From the hundreds, maybe even thousands of entries received, award shows rarely ask questions such as:

  • Did the website meet its design goals?
  • Did the design resonate with the target audience?
  • Can the website even be considered a success?
  • What criteria are they using? How can the judges even reliably rank a website?
  • If a flashy website gets zero visits but wins an award, is it really justified?
  • Or the contrary: if website got lots of press for how "forward-thinking" the design was, but it yet it didn't sell a single product—which was the goal of the website—can you consider that website a success?

Awards are usually great for the agency who built the site and undoubtedly leads to more work. But what about the client left holding the bag of underperforming code and images?

Oftentimes, awards perpetuate the stereotype that a good website is aesthetics only. This is wrong on many different levels.

What about the back end?

When we build a website for our clients, we're not just building them one website—we're actually building them 2 websites.

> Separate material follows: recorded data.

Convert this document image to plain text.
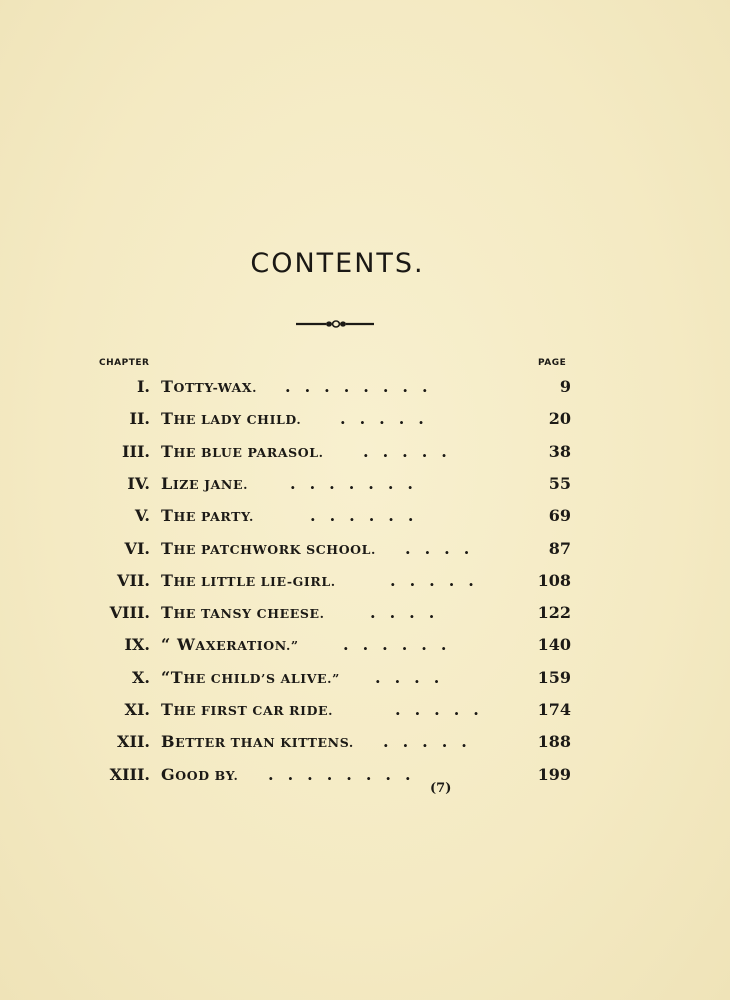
CONTENTS.
CHAPTER	PAGE
I. TOTTY-WAX. ........	9
II. THE LADY CHILD. .....	20
III. THE BLUE PARASOL. .....	38
IV. LIZE JANE.	.......	55
V. THE PARTY.	......	69
VI. THE PATCHWORK SCHOOL. ....	87
VII. THE LITTLE LIE-GIRL.	.....	108
VIII. THE TANSY CHEESE.	....	122
IX. “ WAXERATION.”	......	140
X. “THE CHILD’S ALIVE.” ....	159
XI. THE FIRST CAR RIDE.	.....	174
XII. BETTER THAN KITTENS. .....	188
XIII. GOOD BY. ........	199
(7)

That second website we're referring to is setting up the software behind the scenes to help our clients manage their content: the CMS.

How your website is setup on back end (or back office) can make a huge difference in how you publish content. Ask 2 users who use the same content management system and their levels of experience will vary greatly.

What award did you win?

We've even seen some designers use the term "award-winning" as an adjective to describe their services but no award was actually "won". In other words, it's a cliché that doesn't mean anything.

Speak softly & carry a big stick

We don't create websites to win awards; we create websites to help bring our clients success. That can mean any number of approaches, both what the general public sees as well as how the client interacts with the software.

Oftentimes a great-looking website is just part of the recipe. Just like in cooking, a little bit of chili powder and some additional spices might give a dish just the little extra zip needed.

Yet, just by including those spices doesn't mean the rest of the food is well prepared.

The same is true of a website... award-winning or not.